American terror experts are suspicious of Hezbollah, an Iranian-backed guerrilla group that has fought a guerrilla war against Israel for years, said one official, speaking on condition of anonymity.

Evidence linking Hezbollah to the 1982 bombing of the Israeli Embassy in Buenos Aires is far stronger, the official said. Twenty-eight people died in the attack.

Hezbollah, known also as Islamic Jihad, was formed in 1982. It is a radical group based in Lebanon that takes its ideological inspiration from the Iranian Revolution of 1979 and the teachings of the Ayotllah Khomeini, the State Department said in a report.

According to The New York Times, a secret deposition asserts that Iran organized and carried out the bombing of the Jewish community.

The sealed testimony of a high-level defector from Iran's intelligence agency also alleges that Iran paid Carlos Saul Menem, Argentina's president at the time of the bombing, $10 million to deny Iran's involvement, the newspaper reported Monday.

The report surfaced five months before a December primary ballot that will pick candidates for Argentina's presidential election next year.

Although officials considered a possible Iranian connection early in the investigation, Iran has repeatedly denied such charges and few leads have been reported in the years since.

Menem, still an influential figure in the Peronist party system, is considered a leading presidential contender who has promoted his ambitions for a third term. He governed Argentina from 1989 to 1999.

Menem's former chief of staff, now a key campaign adviser, denied the allegations in the report, calling them politically motivated.

"Every intelligence agency in the world had free passage in Argentina to investigate this case," Alberto Kohan told the newspaper. "We would all like to know who did it."

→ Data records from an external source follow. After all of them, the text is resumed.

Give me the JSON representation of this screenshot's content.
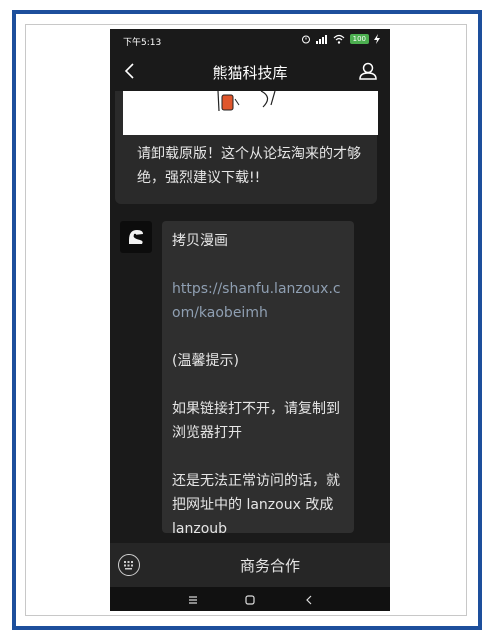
{
  "status_bar": {
    "time": "下午5:13",
    "battery": "100"
  },
  "header": {
    "title": "熊猫科技库",
    "back_icon": "chevron-left-icon",
    "profile_icon": "person-icon"
  },
  "previous_message": {
    "text": "请卸载原版！这个从论坛淘来的才够绝，强烈建议下载!!"
  },
  "message": {
    "title": "拷贝漫画",
    "link": "https://shanfu.lanzoux.com/kaobeimh",
    "tip_label": "(温馨提示)",
    "tip_1": "如果链接打不开，请复制到浏览器打开",
    "tip_2": "还是无法正常访问的话，就把网址中的 lanzoux 改成 lanzoub"
  },
  "bottom_bar": {
    "menu_label": "商务合作",
    "keyboard_icon": "keyboard-icon"
  },
  "nav": {
    "icons": [
      "menu-icon",
      "home-square-icon",
      "back-icon"
    ]
  },
  "colors": {
    "frame": "#1d4f9c",
    "background": "#1a1a1a",
    "bubble": "#2f2f2f",
    "link": "#8f9fb2",
    "battery": "#4caf50"
  }
}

Eighty-five people were killed and more than 200 injured in the July 18, 1994, car bomb attack on the Jewish Community Cultural Center, one of two such attacks in Buenos Aires in the early 1990s. In March 1992, a blast destroyed the Israeli Embassy, killing 28 people. Jewish leaders have criticized authorities for failing to apprehend those responsible.

An Iranian defector to Germany identified as Abdolghassem Mesbahi asserts in a 100-page transcript of a secret deposition that planning for the attack on the community center was led and supervised by officials inside Iran's intelligence agency and its embassy in Buenos Aires.

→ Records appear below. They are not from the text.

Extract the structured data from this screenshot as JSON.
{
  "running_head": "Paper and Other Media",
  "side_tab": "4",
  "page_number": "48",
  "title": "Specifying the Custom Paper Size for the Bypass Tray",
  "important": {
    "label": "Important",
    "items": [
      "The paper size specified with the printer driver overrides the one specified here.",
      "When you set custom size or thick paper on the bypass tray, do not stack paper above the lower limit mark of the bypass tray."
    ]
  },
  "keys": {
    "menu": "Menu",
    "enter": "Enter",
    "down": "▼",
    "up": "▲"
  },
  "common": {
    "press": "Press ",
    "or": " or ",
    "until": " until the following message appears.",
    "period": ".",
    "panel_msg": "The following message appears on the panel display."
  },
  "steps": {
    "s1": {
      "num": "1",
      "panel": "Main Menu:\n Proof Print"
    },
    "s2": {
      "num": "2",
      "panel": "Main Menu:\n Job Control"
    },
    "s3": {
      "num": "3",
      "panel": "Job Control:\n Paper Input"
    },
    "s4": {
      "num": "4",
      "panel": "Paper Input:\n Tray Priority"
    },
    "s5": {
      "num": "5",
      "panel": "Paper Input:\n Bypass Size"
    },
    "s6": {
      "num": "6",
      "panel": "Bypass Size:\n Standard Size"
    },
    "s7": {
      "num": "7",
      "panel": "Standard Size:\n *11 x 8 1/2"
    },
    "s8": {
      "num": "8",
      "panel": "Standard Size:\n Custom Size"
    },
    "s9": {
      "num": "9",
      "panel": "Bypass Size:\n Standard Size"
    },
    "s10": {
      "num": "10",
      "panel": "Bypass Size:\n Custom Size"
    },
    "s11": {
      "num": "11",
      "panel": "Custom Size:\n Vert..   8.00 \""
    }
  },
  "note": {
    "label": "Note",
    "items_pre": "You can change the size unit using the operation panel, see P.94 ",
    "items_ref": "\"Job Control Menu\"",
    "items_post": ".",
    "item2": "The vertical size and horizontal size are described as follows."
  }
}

Mesbahi alleges that Menem received a $10 million deposit into a numbered account to "make declarations that there was no evidence against Iran that it was responsible," the newspaper reported.

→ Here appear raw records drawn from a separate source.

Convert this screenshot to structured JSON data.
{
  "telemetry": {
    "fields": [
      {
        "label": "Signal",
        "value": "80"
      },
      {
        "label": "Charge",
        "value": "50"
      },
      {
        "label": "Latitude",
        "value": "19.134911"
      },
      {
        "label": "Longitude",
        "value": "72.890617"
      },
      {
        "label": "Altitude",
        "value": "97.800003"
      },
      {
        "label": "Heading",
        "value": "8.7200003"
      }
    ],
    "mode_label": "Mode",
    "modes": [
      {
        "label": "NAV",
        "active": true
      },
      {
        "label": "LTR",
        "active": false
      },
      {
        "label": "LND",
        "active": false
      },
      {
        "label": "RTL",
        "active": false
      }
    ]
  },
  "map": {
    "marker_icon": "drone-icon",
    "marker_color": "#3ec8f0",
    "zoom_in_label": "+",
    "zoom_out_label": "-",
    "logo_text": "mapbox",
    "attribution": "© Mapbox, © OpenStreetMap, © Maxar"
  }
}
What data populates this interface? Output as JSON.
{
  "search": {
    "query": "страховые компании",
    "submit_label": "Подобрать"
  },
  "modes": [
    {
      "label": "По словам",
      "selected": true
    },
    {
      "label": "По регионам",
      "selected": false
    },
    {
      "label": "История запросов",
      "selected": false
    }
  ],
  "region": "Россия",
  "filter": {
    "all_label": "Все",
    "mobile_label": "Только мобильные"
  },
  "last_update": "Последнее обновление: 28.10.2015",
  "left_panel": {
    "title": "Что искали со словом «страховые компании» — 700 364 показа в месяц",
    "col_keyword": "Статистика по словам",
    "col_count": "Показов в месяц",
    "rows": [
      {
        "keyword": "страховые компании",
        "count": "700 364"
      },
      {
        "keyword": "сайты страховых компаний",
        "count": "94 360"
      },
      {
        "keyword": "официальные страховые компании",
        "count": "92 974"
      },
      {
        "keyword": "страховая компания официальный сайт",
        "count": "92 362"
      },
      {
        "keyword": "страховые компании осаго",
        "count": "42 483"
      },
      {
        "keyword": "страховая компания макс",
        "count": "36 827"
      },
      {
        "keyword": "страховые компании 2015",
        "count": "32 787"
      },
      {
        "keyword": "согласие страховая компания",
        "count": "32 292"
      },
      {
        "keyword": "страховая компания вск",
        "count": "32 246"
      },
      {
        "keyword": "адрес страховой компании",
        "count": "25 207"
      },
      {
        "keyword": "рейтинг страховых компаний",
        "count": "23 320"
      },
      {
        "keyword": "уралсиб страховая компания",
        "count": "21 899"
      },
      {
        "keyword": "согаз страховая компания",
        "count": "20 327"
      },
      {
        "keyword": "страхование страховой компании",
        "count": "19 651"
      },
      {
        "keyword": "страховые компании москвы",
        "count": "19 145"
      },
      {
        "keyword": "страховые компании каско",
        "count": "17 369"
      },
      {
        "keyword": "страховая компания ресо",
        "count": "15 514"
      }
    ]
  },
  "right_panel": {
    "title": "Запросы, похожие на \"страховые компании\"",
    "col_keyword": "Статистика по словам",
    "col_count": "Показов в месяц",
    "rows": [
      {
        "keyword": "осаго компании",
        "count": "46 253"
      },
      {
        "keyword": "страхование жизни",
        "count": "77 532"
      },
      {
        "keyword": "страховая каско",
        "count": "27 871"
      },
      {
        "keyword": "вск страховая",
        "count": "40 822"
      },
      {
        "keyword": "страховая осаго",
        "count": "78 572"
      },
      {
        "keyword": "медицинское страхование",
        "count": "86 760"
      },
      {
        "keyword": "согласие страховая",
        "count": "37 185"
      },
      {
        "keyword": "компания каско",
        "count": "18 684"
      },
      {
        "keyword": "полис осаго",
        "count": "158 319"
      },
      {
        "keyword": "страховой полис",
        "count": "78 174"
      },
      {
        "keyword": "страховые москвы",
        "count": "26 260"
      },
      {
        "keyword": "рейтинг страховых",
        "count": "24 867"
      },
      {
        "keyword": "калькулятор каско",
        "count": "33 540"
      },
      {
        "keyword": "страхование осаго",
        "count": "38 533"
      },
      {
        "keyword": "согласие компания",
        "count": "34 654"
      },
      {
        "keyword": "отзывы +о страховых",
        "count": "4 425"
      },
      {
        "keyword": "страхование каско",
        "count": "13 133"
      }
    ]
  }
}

In his testimony, Mesbahi said Menem benefited for years from his ties to Iranian intelligence officials, the newspaper reported. They courted him because of his political power, Muslim ancestry and connections to Argentina's small but influential Syrian-Lebanese community, he said.

U.S. and South American authorities have long warned that the so-called "Triple Border" region, where Argentina, Brazil and Paraguay meet, could make an appealing harbor for terrorists because of its porous borders, its concentration of Arab-Muslim immigrants and lax passport controls.

Last year, the State Department warned in its annual report on global terrorism that the region - already known as South America's contraband capital -"remained a focal point for Islamic extremism in Latin America."

Some 5,000 people commemorated the eighth anniversary of the bombing with a candlelight vigil last Thursday, where some complained that another year had gone by with no new leads. Government officials deny any cover up, saying they conducted a proper investigation.

"The case remains unsolved and we still have no answers. We demand justice and we demand it now," said Abraham Kahul, president of the Jewish Community Cultural Center.

Fifteen former police officers have been arrested, accused of having indirect roles in the bombing. They are accused of cooperating with those responsible for the bombing.